Triodos’s announcement comes amid a wider sector trend of major banks reducing climate commitments.
The bank says that a deal-count target will ensure finance not only flows to big utilities but also to cooperatives, innovators and smaller community led-solutions who often struggle to access mainstream capital.
The announcement accompanies the publication of the bank’s new climate and nature strategy, which aims to reduce absolute financed emissions by at least 42% by 2030 without using offsets.
The emissions reduction target, introduced in March 2025, focuses on business loans, mortgages, and listed equities and bonds from Triodos Investment Management, which together account for 90% of the bank’s financed emissions.
The bank aims to cut emissions from listed equities and bonds by 63% through engagement, stewardship, and asset allocation changes.
Business loans are targeted for a 42% reduction, supported by loan structures that encourage heat electrification, building insulation, and renewable energy consumption.

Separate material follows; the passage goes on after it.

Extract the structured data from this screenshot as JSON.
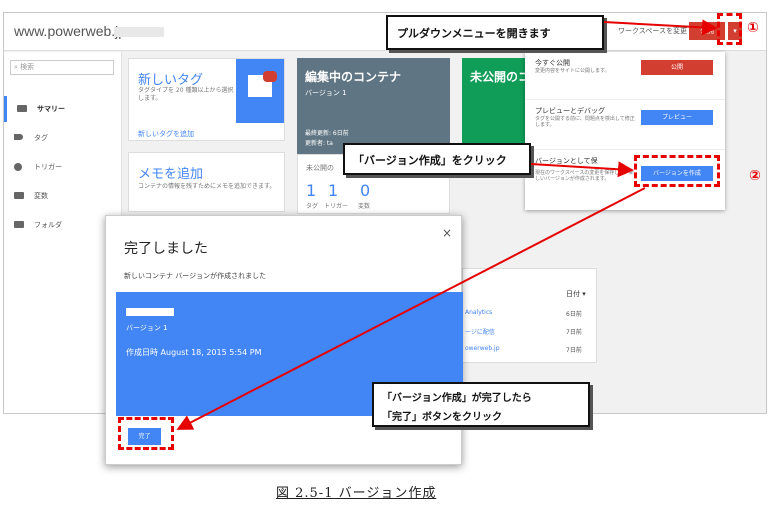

Meanwhile, mortgages are expected to achieve at least a 45% reduction in emission intensity, contingent on consistent government policies and incentives for the heat transition.
In 2024, Triodos claims that it allocated 100% of its energy loans to renewable energy in a bid to not fund any fossil fuel projects. It engaged with 53 listed companies, covering 67% of its listed equities and corporate bonds portfolio, to set climate targets.
Triodos Bank’s chief executive Marcel Zuidam said: “Climate change and biodiversity loss are not separate crises. They are deeply interconnected.
“Restoring ecosystems is essential to stabilising the climate, and climate action must protect biodiversity.”
Advocacy and nature finance
The strategy also includes investing €500m into nature-based solutions by 2030. These projects are intended to provide measurable climate, biodiversity, and social benefits, with progress and positive biodiversity impacts reported starting in 2026.
Advocacy forms a fourth pillar of the strategy. Triodos is calling for binding rules, including mandatory fossil fuel phase-out pathways for banks. short-term emissions reduction targets, alignment of financial regulation with the Paris Agreement, separate emissions reduction and carbon removal targets, and robust standards for nature-based solutions.
The bank highlights that global renewable energy growth currently meets new or growing energy demand rather than replacing existing fossil fuel generation, meaning greenhouse gas (GHG) emissions from energy continue to rise.
Triodos’s announcement comes amid a wider sector trend of major banks reducing climate commitments.
Some large institutions, including HSBC and Wells Fargo, have scaled back their climate targets, and several global banking coalitions have ceased operations following member withdrawals.
Zuidam added: “We invite the financial sector to join us in embracing long-term wellbeing and taking action for a hopeful future.
“Together, we can drive the systemic change needed to stay within planetary boundaries.”